Capítulo décimosexto
ENRIQUE IV Y LA REINA MARGARITA
(Continúa)
I
Martín fue en busca de dos diputados, amigos suyos, y les confió el encargo de arreglar el duelo con Gutiérrez.
—Yo soy el ofensor, y me pongo por completo a las órdenes de Gutiérrez. Aquello que él proponga, eso acepto, sin subterfugios ni atenuaciones.
—¿Y si propone un duelo excepcional?
—Se admite sin observaciones.
—Pero nuestro deber es oponernos a ello.
—Entonces ya no me sirven ustedes.
—Estamos dispuestos a servirte.
—En ese caso, júrenme por su honor, que cumplirán al pie de la letra con mis instrucciones.
—Lo juramos.
—Pues adelante.
—Pero dinos, chico, ¿es tan profundo el odio que tienes a Gutiérrez?
—No lo odio; me da asco.
—¿Y por eso lo quieres matar?
—Por menos lo hacemos frecuentemente. Una advertencia: deseo que el duelo se verifique mañana, a las once, en la hacienda de la Teja.
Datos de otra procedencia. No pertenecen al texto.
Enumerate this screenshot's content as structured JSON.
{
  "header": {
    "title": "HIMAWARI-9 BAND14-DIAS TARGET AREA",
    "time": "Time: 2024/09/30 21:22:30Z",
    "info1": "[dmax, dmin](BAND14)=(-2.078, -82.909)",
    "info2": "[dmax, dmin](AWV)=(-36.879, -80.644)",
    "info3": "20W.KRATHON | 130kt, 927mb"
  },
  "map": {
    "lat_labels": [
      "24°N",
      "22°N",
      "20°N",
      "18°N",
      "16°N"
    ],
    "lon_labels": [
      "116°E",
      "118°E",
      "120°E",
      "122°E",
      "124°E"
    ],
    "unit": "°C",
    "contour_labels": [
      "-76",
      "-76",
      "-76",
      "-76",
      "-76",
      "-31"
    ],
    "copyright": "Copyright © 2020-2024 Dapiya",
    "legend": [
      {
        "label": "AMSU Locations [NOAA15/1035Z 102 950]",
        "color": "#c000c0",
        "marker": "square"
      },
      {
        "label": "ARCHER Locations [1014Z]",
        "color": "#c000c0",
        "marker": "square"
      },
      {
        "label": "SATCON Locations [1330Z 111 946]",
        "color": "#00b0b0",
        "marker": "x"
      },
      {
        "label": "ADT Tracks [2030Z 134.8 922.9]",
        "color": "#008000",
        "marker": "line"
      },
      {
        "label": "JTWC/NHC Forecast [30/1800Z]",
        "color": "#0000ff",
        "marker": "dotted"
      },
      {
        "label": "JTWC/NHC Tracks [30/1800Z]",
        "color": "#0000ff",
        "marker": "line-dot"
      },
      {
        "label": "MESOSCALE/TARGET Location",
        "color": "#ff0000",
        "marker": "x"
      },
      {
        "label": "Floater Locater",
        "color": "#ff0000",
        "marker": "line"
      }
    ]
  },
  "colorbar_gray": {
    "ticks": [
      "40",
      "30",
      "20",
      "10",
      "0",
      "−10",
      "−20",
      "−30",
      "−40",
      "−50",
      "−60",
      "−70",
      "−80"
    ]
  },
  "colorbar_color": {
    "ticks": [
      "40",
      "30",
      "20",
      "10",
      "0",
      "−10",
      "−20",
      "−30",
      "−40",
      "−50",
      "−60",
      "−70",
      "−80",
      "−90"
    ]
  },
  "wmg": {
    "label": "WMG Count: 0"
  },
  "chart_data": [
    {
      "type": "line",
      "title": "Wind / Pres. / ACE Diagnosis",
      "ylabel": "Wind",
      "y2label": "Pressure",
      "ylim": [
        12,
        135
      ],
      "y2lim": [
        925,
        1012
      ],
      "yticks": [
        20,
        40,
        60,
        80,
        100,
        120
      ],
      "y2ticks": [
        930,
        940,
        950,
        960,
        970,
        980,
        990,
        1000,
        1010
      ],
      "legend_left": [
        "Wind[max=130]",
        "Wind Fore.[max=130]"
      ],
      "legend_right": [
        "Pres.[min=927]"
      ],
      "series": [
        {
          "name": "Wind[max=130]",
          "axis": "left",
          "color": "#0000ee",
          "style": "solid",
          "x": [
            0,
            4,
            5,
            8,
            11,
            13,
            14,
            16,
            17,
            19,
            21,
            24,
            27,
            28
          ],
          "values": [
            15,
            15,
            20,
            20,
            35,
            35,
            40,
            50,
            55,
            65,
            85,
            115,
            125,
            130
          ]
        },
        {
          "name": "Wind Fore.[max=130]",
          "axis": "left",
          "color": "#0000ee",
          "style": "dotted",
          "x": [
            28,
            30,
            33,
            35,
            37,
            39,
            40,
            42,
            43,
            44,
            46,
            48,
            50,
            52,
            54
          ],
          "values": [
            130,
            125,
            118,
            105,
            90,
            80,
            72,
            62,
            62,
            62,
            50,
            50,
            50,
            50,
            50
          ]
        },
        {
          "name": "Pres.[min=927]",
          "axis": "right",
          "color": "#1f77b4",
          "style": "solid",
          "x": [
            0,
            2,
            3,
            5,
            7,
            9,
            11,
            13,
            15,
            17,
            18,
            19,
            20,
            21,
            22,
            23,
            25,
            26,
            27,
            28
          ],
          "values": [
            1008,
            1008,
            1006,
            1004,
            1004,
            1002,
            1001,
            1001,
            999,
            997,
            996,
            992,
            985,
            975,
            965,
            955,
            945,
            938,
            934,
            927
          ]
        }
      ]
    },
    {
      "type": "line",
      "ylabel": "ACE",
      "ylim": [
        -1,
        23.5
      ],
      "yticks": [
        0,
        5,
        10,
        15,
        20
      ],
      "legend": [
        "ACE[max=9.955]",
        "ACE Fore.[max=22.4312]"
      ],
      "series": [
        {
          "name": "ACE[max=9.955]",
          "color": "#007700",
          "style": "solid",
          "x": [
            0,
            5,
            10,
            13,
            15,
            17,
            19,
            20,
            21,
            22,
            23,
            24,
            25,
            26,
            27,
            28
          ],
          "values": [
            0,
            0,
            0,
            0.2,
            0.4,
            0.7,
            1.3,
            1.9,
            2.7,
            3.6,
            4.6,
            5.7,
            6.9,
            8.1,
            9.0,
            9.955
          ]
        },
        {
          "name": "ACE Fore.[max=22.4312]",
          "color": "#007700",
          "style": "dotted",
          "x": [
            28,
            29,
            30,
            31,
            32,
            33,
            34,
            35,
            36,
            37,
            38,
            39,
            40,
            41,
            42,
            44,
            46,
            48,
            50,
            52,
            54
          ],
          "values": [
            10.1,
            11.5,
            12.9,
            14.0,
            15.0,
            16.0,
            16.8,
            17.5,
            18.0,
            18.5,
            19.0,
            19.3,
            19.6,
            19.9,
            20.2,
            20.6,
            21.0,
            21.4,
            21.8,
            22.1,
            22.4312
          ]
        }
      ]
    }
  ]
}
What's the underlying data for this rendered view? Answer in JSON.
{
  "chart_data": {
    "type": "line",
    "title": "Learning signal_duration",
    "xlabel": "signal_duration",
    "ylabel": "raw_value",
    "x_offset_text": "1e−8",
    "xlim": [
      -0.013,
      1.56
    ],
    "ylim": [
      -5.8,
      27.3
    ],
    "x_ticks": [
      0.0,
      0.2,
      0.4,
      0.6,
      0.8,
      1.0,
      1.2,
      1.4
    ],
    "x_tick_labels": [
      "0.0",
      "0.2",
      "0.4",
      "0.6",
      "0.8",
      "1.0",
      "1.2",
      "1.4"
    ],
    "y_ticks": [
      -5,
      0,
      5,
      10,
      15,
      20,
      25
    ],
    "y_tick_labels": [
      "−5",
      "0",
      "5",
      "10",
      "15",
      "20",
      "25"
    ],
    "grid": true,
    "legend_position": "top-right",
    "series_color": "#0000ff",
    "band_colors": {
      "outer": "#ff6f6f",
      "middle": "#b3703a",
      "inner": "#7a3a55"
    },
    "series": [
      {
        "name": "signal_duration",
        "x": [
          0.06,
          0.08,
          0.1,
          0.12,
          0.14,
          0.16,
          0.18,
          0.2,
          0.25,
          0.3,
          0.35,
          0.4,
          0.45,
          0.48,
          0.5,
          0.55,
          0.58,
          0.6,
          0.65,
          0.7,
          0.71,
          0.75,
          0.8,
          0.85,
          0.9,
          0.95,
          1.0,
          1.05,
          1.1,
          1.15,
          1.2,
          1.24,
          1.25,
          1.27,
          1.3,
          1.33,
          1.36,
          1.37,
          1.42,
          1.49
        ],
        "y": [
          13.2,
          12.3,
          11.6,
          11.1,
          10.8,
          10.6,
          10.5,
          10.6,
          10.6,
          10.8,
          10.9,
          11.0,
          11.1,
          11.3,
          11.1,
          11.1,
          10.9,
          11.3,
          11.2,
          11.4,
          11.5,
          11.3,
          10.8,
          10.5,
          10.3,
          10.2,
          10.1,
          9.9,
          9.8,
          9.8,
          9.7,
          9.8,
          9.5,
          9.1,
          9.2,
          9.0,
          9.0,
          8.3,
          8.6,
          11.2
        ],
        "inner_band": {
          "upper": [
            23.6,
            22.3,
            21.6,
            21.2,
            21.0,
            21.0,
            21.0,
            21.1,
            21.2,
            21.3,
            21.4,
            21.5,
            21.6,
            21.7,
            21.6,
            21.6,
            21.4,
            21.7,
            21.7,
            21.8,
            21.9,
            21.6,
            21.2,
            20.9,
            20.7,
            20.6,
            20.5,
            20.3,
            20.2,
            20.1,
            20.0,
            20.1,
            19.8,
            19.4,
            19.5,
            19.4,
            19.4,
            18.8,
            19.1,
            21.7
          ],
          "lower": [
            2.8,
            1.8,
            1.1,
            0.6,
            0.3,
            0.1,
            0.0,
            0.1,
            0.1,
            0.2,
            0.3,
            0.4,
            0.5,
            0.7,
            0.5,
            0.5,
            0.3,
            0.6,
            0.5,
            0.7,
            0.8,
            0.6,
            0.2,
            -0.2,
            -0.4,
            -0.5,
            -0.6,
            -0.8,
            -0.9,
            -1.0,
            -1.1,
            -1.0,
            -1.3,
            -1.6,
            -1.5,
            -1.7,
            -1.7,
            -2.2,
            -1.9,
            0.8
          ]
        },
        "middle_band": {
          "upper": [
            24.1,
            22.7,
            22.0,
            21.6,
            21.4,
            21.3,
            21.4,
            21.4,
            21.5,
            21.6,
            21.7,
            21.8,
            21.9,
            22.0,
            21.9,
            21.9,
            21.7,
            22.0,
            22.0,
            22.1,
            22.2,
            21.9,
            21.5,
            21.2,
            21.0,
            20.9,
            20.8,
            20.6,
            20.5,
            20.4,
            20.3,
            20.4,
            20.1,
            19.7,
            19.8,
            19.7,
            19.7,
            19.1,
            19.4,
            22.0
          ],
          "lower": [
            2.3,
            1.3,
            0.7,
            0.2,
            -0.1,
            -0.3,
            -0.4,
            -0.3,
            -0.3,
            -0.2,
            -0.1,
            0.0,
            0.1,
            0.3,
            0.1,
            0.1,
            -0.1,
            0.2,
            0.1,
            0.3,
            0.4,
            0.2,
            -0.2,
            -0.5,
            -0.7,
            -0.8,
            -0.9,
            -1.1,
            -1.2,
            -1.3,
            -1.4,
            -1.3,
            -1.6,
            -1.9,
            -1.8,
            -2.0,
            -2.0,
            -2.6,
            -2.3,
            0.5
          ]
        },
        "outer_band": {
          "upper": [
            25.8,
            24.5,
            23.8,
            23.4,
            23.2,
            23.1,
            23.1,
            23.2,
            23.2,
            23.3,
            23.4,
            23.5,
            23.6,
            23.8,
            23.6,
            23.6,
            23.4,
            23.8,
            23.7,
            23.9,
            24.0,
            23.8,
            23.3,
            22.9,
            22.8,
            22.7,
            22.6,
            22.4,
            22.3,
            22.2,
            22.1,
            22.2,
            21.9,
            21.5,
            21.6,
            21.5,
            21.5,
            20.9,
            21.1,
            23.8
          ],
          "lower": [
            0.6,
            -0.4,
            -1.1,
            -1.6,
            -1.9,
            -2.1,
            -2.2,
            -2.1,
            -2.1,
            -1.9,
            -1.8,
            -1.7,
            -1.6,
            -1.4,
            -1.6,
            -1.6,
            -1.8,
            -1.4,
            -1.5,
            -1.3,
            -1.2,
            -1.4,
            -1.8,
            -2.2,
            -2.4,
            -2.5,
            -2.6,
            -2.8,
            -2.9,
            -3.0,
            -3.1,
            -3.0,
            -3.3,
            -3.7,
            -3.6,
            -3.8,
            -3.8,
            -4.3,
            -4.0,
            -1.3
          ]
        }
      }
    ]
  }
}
—Procuraremos que así sea.
Y se separaron ahijado y padrinos.
II
Martín fue en busca del doctor Martínez.
Encontró al facultativo en el momento que despedía al último enfermo de su consulta, fatigado de tanto trabajo, y con ganas de refugiarse en su hogar.
—¡Hola!, ¡tú también! —dijo el ver entrar a Martín—. Pero supongo que no estás enfermo.
—Al menos así lo creo, divino Esculapio.
—Pues si estás bueno tanto mejor. También supongo que tu mujer…
—Está vendiendo salud. No se trata de nada de eso.
—Entonces vienes a pedirme de almorzar.
—Sabes, querido doctor, que nunca como en casa de un médico, desde que dejé de estudiar medicina.
—En efecto, creo que me lo has dicho.
—La mesa de un médico, tiene algo de disección.
—¡Vas a quitarme el apetito! —dijo el doctor con un gesto cómico.
—Pues vamos al asunto.
—Tú dirás.
—Querido doctor, tengo un duelo entre manos.
—Pues ábrelas pronto, para que se escape.
—Y te necesito.
—¿No será como padrino?
—No, te solicito como cirujano, por si llega a ser necesaria tu ciencia.
—¿Temes ser herido?
—Nadie pude predecir lo que ha de suceder en estos lances. A veces el más diestro sucumbe, víctima de la fatalidad; el más valiente muere a manos de un cobarde.
—¡Bonitos lances! Y tú, hombre a quien conceden juicio y que legalmente lo tiene, puesto que no estás puesto en entredicho; que reconoces lo estúpido del duelo ¿cómo te atreves a batirte?
—Dejemos la moral a un lado, querido doctor. Esas reflexiones son buenas para cuando sobra el tiempo y no hay cosa mejor con qué entretenerlo. Ya conozco cuanto se ha escrito, y se ha dicho sobre la materia, y la inutilidad de la tarea que se impusieran moralistas, legisladores y teólogos. Así es que suprime tu dialéctica, y dime si cuento contigo.
—Huelga la pregunta por impertinente.
—Entiendo que eso quiere decir que sí.
—Y entiendes bien. Ahora, si te parece iremos a almorzar a la fonda.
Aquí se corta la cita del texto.